Cuba Cooperates with Seychelles on Hazards of Sea-level Rise
- Submitted by: manso
- 03 / 27 / 2011
Por Martin Hacthoun.Victoria, Mar 26 (Prensa Latina) Seychelles' President James Michel welcomed a team of Cuban scientists that concluded the first phase of a study on the hazards of sea-level rise and coastal flooding in this island nation of the Indian Ocean.
Headed by Juana Serrano, the group of Cuban experts presented the results of the first stage of the project to President Michel, and discussed with him some preliminary ideas on the outcome of the second phase.
Present at the meeting on Friday at State House were Minister for Home Affairs, Environment, Transport and Energy Joel Morgan, director-general of the Climate and Environmental Services Division Wills Agricole, and Cuban ambassador to Seychelles Maria Aida Nogales.
Work on the one-year project started in September last year, and the Cuban team has been in the country since late February to carry out the next stage, recalled Seychelles Nation newspaper.
The second phase is based on the impact that climate change will have on Mahe, Praslin and La Digue, and on the infrastructure in Seychelles, specifically on the coast.
On Wednesday, coinciding with World Meteorological Day, the Cuban scientists held a discussion meeting with people whose work is affected by climate change met yesterday for an update on the latest developments relating to the issue.
The Seychelles Nation reported that this year's event was themed "Climate for You", when communities around the world are striving to achieve the United Nations' Millennium Development Goals, as well as improve their resilience in the face of natural disasters.

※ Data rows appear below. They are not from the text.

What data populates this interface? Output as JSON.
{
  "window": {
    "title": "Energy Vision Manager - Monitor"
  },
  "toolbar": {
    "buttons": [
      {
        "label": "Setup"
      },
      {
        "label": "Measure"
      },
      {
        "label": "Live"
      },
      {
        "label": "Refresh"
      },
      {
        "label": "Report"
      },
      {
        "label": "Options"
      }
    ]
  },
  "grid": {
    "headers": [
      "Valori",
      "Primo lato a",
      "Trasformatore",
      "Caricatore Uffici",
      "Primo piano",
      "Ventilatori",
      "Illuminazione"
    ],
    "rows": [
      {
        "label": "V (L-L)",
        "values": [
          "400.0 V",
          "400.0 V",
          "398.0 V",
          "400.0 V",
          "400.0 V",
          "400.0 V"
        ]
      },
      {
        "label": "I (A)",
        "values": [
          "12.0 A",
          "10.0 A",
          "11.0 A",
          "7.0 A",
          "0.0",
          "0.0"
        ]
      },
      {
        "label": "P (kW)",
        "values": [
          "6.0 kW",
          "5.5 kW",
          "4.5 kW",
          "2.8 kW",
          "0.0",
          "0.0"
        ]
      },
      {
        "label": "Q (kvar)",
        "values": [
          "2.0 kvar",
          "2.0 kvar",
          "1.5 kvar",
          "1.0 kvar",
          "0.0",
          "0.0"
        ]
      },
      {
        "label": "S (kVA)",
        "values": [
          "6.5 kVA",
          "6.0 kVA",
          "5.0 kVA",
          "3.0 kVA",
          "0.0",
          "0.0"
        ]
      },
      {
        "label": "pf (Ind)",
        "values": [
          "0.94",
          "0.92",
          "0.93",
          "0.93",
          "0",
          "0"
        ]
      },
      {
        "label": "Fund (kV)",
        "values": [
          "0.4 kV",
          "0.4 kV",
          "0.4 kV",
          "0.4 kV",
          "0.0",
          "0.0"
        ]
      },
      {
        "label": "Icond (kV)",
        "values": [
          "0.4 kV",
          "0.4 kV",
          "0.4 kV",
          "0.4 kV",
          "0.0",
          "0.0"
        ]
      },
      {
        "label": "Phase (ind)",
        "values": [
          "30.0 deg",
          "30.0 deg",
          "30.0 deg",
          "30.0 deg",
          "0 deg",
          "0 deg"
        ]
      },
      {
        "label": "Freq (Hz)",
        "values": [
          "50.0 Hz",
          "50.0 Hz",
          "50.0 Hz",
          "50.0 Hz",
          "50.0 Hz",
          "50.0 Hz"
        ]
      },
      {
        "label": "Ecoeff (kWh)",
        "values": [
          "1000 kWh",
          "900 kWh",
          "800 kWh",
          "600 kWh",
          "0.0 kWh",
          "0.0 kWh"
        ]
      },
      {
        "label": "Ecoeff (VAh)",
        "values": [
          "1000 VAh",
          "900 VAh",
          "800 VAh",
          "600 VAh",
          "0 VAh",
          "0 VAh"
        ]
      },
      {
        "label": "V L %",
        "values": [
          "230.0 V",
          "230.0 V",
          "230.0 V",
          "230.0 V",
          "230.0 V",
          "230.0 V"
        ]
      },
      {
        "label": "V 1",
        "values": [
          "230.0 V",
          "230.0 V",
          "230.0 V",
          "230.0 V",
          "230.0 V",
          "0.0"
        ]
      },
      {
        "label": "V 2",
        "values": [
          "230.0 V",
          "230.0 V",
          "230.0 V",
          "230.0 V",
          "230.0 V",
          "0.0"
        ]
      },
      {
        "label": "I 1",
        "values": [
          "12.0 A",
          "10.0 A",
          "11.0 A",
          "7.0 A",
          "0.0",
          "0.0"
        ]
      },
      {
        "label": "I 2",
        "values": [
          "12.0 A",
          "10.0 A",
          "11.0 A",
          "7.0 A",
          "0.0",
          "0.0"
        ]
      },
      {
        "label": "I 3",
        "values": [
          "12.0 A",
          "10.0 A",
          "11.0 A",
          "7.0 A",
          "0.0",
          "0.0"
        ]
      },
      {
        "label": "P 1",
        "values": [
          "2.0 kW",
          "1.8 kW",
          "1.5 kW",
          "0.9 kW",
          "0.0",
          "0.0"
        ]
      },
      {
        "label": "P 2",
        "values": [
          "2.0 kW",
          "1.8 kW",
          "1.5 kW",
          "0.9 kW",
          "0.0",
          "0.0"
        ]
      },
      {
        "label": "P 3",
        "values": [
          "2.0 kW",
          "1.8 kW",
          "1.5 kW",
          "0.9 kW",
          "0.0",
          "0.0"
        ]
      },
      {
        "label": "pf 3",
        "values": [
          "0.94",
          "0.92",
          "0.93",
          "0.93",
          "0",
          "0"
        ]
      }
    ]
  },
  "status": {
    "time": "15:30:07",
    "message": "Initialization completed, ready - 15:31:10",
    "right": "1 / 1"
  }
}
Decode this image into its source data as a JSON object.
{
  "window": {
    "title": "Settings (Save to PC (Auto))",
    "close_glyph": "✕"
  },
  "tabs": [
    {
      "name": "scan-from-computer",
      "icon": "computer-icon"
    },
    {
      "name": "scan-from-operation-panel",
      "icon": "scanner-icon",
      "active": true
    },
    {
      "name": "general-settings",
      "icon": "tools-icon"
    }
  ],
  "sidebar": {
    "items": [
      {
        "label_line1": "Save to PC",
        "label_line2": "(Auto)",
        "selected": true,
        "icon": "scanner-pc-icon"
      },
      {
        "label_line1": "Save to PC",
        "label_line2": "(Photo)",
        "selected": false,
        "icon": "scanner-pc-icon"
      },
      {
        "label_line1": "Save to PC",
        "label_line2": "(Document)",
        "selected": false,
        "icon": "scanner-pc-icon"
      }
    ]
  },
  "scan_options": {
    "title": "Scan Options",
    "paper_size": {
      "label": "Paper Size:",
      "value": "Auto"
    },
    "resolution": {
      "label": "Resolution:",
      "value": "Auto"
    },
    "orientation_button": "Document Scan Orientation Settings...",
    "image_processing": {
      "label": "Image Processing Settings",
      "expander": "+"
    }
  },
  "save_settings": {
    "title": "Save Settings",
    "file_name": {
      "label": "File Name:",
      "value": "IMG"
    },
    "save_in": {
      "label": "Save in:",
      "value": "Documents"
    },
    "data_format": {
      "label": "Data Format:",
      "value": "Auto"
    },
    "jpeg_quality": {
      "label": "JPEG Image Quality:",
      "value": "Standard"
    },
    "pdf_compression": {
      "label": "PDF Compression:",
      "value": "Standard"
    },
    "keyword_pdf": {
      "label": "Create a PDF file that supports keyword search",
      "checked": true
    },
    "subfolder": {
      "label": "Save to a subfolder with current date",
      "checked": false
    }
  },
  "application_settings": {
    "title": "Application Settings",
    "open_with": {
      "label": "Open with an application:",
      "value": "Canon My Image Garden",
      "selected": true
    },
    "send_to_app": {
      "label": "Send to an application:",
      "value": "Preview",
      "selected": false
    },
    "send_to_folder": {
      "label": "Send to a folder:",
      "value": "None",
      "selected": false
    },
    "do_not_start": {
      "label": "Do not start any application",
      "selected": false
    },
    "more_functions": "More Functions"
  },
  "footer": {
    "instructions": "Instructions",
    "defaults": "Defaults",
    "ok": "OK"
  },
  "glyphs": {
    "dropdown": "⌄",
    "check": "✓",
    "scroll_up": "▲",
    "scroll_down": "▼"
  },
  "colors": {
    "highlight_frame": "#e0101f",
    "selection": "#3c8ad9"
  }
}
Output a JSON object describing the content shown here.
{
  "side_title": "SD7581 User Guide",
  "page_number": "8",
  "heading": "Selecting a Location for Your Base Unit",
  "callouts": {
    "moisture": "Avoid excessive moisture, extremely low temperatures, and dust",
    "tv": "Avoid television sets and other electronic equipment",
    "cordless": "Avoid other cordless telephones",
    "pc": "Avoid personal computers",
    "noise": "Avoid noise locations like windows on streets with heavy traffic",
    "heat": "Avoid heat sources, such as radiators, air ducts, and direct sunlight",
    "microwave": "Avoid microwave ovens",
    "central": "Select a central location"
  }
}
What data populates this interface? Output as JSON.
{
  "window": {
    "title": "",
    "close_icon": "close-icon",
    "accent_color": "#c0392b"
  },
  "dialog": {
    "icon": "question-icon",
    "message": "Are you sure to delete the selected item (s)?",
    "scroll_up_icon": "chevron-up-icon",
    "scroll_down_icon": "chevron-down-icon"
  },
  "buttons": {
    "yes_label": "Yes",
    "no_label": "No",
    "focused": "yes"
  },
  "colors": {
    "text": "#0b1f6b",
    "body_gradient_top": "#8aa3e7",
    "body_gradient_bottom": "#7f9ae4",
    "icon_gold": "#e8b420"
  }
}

In the keynote speech, Seychelles' representative at the World Meteorological Organisation Wills Agricole remembered that some 15 years ago the climate change pattern in Seychelles could be described as normal and well-defined.
But since then the climate has rapidly changed and it has become more challenging even for meteorologists to get the prediction right, Agricole warned.
Addressing the event, Cuban scientist Amaury Alvarez said his country's government has good relations with Seychelles and the study provides a chance for more interaction.
Dr Cruz presented a preliminary analysis on the hazards of sea-level rise and coastal flooding in the country, and climate change scenarios for the coming years.